As the first half of 2011 draws to a close - six months that have seen some of the most serious online security breaches for enterprise and government ever - Cisco has published a new security report addressing the shift in activity for cyber criminals.
There is a bright side and a very dark side to the results of this report, titled "Email Attacks: This Time It's Personal," which was based on responses from 361 IT professionals from 50 countries.
Speaking at a media event in San Bruno, Calif. on Thursday, Tom Gillis, vice president and general manager for the Security Technology Business Unit at Cisco, explained what Cisco has seen as the "evolution of the threat landscape," which can be broken down as the "Four Cs" of motivation:
- Competition (Notoriety by hitting people with email attacks worldwide)
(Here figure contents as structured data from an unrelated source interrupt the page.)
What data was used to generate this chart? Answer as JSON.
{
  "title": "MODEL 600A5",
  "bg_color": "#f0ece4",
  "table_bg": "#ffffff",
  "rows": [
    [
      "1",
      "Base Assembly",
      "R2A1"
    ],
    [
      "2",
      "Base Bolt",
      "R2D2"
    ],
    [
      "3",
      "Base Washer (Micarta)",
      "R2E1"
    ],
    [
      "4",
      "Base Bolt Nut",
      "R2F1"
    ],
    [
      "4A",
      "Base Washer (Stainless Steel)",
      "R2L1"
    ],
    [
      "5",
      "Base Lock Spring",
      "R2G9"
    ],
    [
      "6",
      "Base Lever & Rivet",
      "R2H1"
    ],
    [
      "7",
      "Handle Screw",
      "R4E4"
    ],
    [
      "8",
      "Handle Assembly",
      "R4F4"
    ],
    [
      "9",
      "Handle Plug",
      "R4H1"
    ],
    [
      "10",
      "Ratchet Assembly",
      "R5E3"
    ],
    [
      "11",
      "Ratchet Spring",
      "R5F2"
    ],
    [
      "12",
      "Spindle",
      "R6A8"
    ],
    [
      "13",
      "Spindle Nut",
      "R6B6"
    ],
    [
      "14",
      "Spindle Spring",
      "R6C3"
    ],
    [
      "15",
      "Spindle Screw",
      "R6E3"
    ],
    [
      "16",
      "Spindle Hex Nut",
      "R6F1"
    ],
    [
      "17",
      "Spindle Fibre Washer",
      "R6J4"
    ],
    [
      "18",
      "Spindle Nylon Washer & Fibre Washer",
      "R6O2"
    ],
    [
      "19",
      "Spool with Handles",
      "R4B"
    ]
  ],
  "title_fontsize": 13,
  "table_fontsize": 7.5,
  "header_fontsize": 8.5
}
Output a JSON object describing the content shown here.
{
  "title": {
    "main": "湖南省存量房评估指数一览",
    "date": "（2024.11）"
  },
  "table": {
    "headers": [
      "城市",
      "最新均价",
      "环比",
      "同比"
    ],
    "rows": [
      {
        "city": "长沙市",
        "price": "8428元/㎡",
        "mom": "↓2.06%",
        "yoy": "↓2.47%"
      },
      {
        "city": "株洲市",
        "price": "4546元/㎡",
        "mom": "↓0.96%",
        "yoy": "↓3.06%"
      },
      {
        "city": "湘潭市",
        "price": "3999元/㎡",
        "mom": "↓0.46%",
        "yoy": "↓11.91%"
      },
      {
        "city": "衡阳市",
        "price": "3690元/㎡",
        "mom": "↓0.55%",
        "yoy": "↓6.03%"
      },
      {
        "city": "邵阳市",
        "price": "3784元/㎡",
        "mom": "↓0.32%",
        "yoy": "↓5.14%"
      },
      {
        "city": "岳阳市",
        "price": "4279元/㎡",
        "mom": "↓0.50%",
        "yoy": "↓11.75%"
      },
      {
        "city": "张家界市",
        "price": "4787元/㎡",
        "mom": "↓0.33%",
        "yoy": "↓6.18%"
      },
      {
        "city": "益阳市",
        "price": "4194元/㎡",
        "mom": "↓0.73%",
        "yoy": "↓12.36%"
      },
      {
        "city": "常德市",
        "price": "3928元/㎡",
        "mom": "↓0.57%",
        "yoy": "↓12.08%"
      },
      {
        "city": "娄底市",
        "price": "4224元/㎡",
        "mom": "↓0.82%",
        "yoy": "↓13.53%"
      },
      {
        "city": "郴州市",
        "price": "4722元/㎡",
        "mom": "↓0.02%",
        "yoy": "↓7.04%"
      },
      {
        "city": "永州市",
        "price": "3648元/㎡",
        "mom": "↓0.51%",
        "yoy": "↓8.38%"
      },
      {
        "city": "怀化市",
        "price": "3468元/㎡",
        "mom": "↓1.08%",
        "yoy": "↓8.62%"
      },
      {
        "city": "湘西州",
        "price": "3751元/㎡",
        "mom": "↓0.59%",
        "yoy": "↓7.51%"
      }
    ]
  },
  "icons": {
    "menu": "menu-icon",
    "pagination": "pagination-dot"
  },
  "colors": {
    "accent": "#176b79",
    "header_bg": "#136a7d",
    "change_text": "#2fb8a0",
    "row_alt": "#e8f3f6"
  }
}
- Commerce (Spam, selling things like herbal remedies, etc.)
- Crime (Stealing credit card and social security numbers)
- Country (More politically motivated, sophisticated attacks)
As far as mass spam goes, the incentive and actual action of those attacks have dropped considerably. Let's take a look at some of the positive highlights from the study:
- Daily mass spam volumes dropped from 300 billion messages in June 2010 to 40 billion
- Financial returns from mass spam/e-mail attacks declined by over 50 percent from $1.1 billion in June 2010 to $500 million in June 2011
However, according to Patrick Peterson, a chief security researcher at Cisco, the nature and rewards for more serious heists, such as targeted attacks, are much more lucrative. This shift really took place somewhere around 2010, which is evident based on the previous numbers.
Here's a snapshot of where more serious attacks are heading as the major security attacks shift from mass spam to personalized attacks:
- In the last 12 months, Spearfishing attacks have increased threefold; personalized scams, malicious and targeted attacks have all risen fourfold
- Fishing campaigns can net at least 10 times the profit of a mass spam attack
Now let's examine the bottom line: what is this costing enterprises and even governments worldwide?
Overall, the estimated cost of targeted attacks to organizations is $1.29 billion annually. Cisco estimates that figure breaks down to for every $1 lost due to infected users, enterprises spend an additional $2.10 for remediation and then $6.40 for reputation repair.
So what are we all to do? Obviously, enterprises and governments are leaving too many loopholes open to personal data of customers and citizens.
Granted, there has been much more media hype about hacking and security breaches this year, especially after the attack on Sony's PlayStation Network in April. That just led to a flood of attention on the part of the media, consumers/citizens and hackers who saw an opportunity.
Nevertheless, everyone has to take more action against cyber attacks. That's not just corporations (who definitely have a responsibility to their end users), but also the end users as well by being more vigilant and conscientious when using email, sharing account information, installing firewalls, etc.
This is also an opportunity for a number of IT-focused enterprises worldwide, including Cisco, as obviously the need for new and better digital security platforms is prevalent. There's the saying that "any publicity is good publicity," but that isn't necessarily true for businesses who have been victims of major hacking jobs, such as Citigroup, Sega and Nintendo. These corporations are going to need to step up their security standards, and that's where this could be suddenly profitable for tech companies focused on developing security solutions.